If you don’t listen, you don’t learn. You also have to be willing to change their opinion even if it’s uncomfortable… and all learning generally occurs when we are uncomfortable.

Any of the men in the parable could have tried to defend why they thought they were right. They could have described the shape that they were holding, the texture, and maybe been able to convince each other that maybe they weren’t holding what they thought they were.

We’re faced on a daily basis with issues that require us to see someone else’s perspective. If you don’t see the other person’s perspective, then you aren’t being fair to others, and that will be noticed. Part of being a leader is stepping out of your comfort zone in order to show others your perspective, and also being willing to change your perspective. It gives you more options and more opportunities as a leader when you are able to look at things in more than one way. When you change the way you look at things, things change the way they look.

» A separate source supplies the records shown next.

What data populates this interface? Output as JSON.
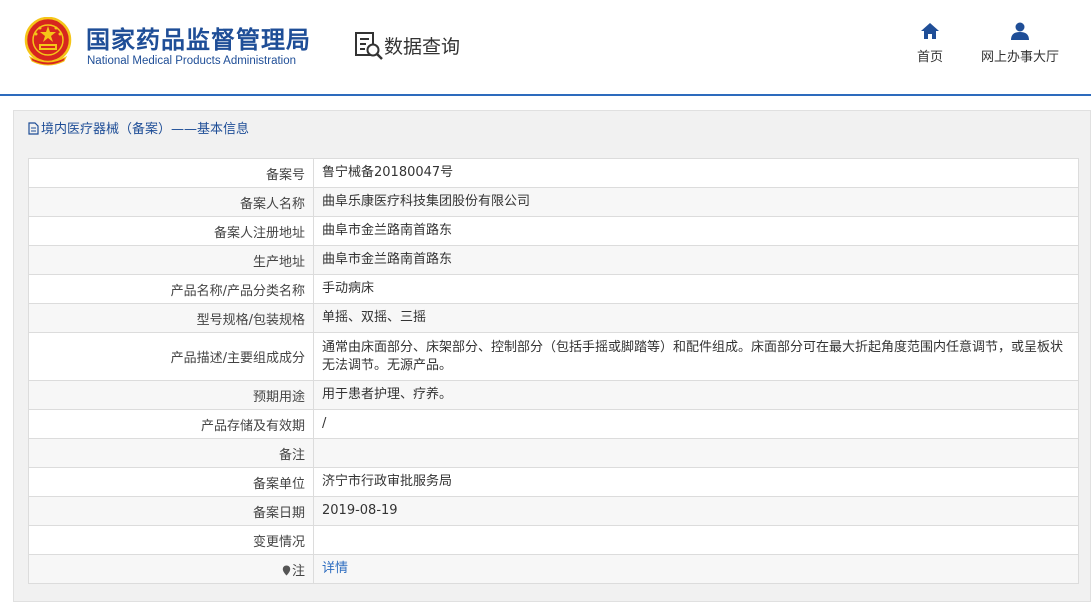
{
  "header": {
    "brand_cn": "国家药品监督管理局",
    "brand_en": "National Medical Products Administration",
    "search_title": "数据查询",
    "nav": [
      {
        "label": "首页",
        "icon": "home-icon"
      },
      {
        "label": "网上办事大厅",
        "icon": "user-icon"
      }
    ]
  },
  "panel": {
    "title": "境内医疗器械（备案）——基本信息",
    "rows": [
      {
        "label": "备案号",
        "value": "鲁宁械备20180047号"
      },
      {
        "label": "备案人名称",
        "value": "曲阜乐康医疗科技集团股份有限公司"
      },
      {
        "label": "备案人注册地址",
        "value": "曲阜市金兰路南首路东"
      },
      {
        "label": "生产地址",
        "value": "曲阜市金兰路南首路东"
      },
      {
        "label": "产品名称/产品分类名称",
        "value": "手动病床"
      },
      {
        "label": "型号规格/包装规格",
        "value": "单摇、双摇、三摇"
      },
      {
        "label": "产品描述/主要组成成分",
        "value": "通常由床面部分、床架部分、控制部分（包括手摇或脚踏等）和配件组成。床面部分可在最大折起角度范围内任意调节，或呈板状无法调节。无源产品。"
      },
      {
        "label": "预期用途",
        "value": "用于患者护理、疗养。"
      },
      {
        "label": "产品存储及有效期",
        "value": "/"
      },
      {
        "label": "备注",
        "value": ""
      },
      {
        "label": "备案单位",
        "value": "济宁市行政审批服务局"
      },
      {
        "label": "备案日期",
        "value": "2019-08-19"
      },
      {
        "label": "变更情况",
        "value": ""
      },
      {
        "label": "注",
        "value": "详情"
      }
    ]
  },
  "colors": {
    "brand_blue": "#1f4e97",
    "link_blue": "#2e6dc0",
    "emblem_red": "#d7261e",
    "emblem_gold": "#f5c518"
  }
}
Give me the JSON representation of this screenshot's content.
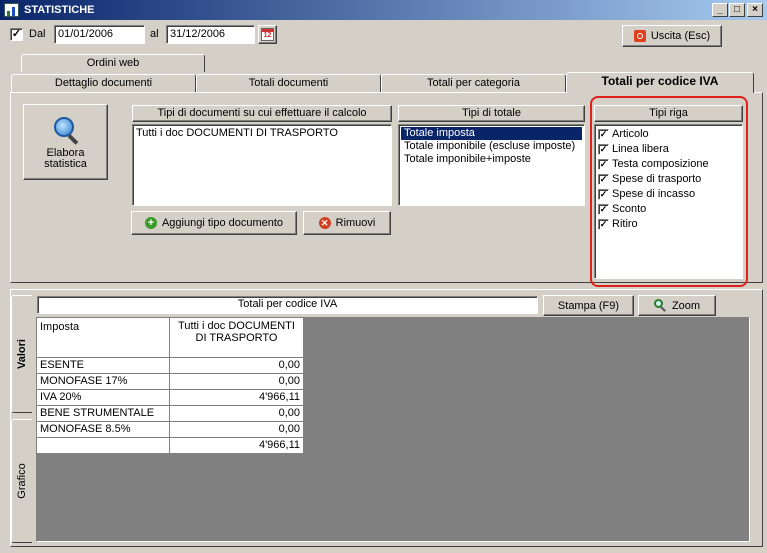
{
  "window": {
    "title": "STATISTICHE",
    "minimize_glyph": "_",
    "maximize_glyph": "□",
    "close_glyph": "×"
  },
  "filters": {
    "dal_checked_glyph": "✓",
    "dal_label": "Dal",
    "date_from": "01/01/2006",
    "al_label": "al",
    "date_to": "31/12/2006",
    "calendar_day": "12"
  },
  "exit_button_label": "Uscita (Esc)",
  "tabs": {
    "ordini_web": "Ordini web",
    "dettaglio_documenti": "Dettaglio documenti",
    "totali_documenti": "Totali documenti",
    "totali_per_categoria": "Totali per categoria",
    "totali_per_codice_iva": "Totali per codice IVA"
  },
  "elabora_button": {
    "line1": "Elabora",
    "line2": "statistica"
  },
  "tipi_documenti": {
    "header": "Tipi di documenti su cui effettuare il calcolo",
    "items": [
      "Tutti i doc DOCUMENTI DI TRASPORTO"
    ]
  },
  "add_doc_type_label": "Aggiungi tipo documento",
  "remove_label": "Rimuovi",
  "tipi_totale": {
    "header": "Tipi di totale",
    "items": [
      "Totale imposta",
      "Totale imponibile (escluse imposte)",
      "Totale imponibile+imposte"
    ]
  },
  "tipi_riga": {
    "header": "Tipi riga",
    "check_glyph": "✓",
    "items": [
      "Articolo",
      "Linea libera",
      "Testa composizione",
      "Spese di trasporto",
      "Spese di incasso",
      "Sconto",
      "Ritiro"
    ]
  },
  "results": {
    "title": "Totali per codice IVA",
    "stampa_label": "Stampa (F9)",
    "zoom_label": "Zoom",
    "vtab_valori": "Valori",
    "vtab_grafico": "Grafico",
    "col_imposta": "Imposta",
    "col_docs_line1": "Tutti i doc DOCUMENTI",
    "col_docs_line2": "DI TRASPORTO",
    "rows": [
      {
        "imposta": "ESENTE",
        "value": "0,00"
      },
      {
        "imposta": "MONOFASE 17%",
        "value": "0,00"
      },
      {
        "imposta": "IVA 20%",
        "value": "4'966,11"
      },
      {
        "imposta": "BENE STRUMENTALE",
        "value": "0,00"
      },
      {
        "imposta": "MONOFASE 8.5%",
        "value": "0,00"
      },
      {
        "imposta": "",
        "value": "4'966,11"
      }
    ]
  },
  "colors": {
    "title_bar": "#0a246a",
    "selection": "#0a246a",
    "highlight_ring": "#e0201a",
    "add_icon": "#3a9a2a",
    "remove_icon": "#d04020",
    "exit_icon": "#e04020"
  }
}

Being a leader in today’s world is a matter of perspective. You must be confident in our own perspective while listening to others’.  Much understanding and success can be found in doing so. Otherwise, you could find yourself holding an elephant’s tail, convinced that it’s a rope in your hands.

Thank you, Jordan, for reminding us that the key to successful leadership and successful living is a matter of perspective.  We can be convicted about our own beliefs while still being compassionate to others and open to their perspectives.

I challenge you to seek to understand others’ perspectives – look for common ground instead of differences.  May you be rewarded with new insights, understanding and renewed relationships!